Pursuant to the provisions of Section 16-10a-1001 et. seq. of the Utah Revised
Business Corporation Act, the undersigned corporation, hereinafter referred to
as the "Corporation," hereby adopts the following Amendments to the Articles
of
Incorporation:
FIRST: The name of the Corporation is: Dry Dairy International, Inc.

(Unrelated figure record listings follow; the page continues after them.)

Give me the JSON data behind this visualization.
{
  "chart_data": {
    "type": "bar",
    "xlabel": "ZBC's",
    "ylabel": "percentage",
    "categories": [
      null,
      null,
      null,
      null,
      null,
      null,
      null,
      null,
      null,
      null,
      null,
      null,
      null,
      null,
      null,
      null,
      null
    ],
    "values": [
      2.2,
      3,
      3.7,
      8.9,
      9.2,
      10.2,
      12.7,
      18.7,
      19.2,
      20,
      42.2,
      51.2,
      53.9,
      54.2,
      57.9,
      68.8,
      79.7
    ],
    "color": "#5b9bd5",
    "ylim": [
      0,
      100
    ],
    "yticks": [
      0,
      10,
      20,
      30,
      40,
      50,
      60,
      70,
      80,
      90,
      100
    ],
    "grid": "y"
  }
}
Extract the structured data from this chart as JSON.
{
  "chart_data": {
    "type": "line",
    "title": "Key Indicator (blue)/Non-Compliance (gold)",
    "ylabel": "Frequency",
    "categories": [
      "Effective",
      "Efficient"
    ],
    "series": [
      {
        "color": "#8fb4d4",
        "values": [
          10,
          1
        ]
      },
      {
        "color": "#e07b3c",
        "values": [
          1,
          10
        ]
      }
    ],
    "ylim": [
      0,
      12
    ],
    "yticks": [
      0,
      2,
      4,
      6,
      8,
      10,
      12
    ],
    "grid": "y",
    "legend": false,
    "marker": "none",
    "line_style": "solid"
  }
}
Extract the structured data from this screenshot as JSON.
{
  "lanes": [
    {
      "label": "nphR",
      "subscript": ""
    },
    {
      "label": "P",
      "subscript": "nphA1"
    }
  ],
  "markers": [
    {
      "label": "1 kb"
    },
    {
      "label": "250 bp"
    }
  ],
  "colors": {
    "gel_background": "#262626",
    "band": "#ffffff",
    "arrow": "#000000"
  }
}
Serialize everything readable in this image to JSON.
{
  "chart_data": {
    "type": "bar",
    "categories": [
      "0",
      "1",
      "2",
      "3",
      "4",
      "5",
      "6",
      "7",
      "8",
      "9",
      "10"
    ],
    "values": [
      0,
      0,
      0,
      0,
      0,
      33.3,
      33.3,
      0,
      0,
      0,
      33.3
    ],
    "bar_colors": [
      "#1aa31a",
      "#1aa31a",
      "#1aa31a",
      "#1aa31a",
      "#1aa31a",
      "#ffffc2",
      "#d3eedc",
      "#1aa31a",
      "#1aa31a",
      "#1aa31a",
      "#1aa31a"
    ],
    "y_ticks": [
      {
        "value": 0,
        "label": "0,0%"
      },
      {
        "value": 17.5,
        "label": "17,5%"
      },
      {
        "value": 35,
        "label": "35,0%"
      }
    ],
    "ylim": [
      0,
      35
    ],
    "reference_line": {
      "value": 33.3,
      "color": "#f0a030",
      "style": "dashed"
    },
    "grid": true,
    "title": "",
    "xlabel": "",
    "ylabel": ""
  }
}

SECOND: The following Amendments to the Articles of Incorporation were duly
adopted by the board of directors and the shareholders of the corporation in
accordance with Section 16-10a-1003 of the Utah Revised Business Corporation
Act, at a Special Meeting of Shareholders held on March 30, 1998.
ARTICLE I
NAME
The name of the Corporation shall be: DRYDEN INDUSTRIES, INC.
ARTICLE IV
AUTHORIZED SHARES
The Corporation is authorized to issue a total of 150,000,000 shares of common
stock having a par value $0.001 per share (hereinafter referred to as "Common
Stock").
The number of issued and outstanding shares entitled to vote on these
Amendments
to the Articles of Incorporation was 45,995,688 of which number 25,000,000
shares voted in favor and none opposed.
IN WITNESS WHEREOF, the foregoing Amendments to the Articles of Incorporation
have been executed this 24th day of May, 1999.
ATTEST: DRY DAIRY INTERNATIONAL, INC.
/S/ Jerry Busiere, Secretary /S/ R. L. Matzig, President
State of Utah)
:ss
County of Salt Lake)
On this 24th day of May, 1999, personally appeared before me, the undersigned,
a notary public, Robert L. Matzig and Jerry Busiere , who being by me duly
sworn
did state, each for himself, that he Robert L. Matzig is the President, and
that
he Jerry Busiere is the Secretary of Dry Dairy International, Inc., a Utah
corporation, that they signed the foregoing Amendments to the Articles of
Incorporation on behalf of the corporation by authority of its board of
directors and that the statements contained therein are true.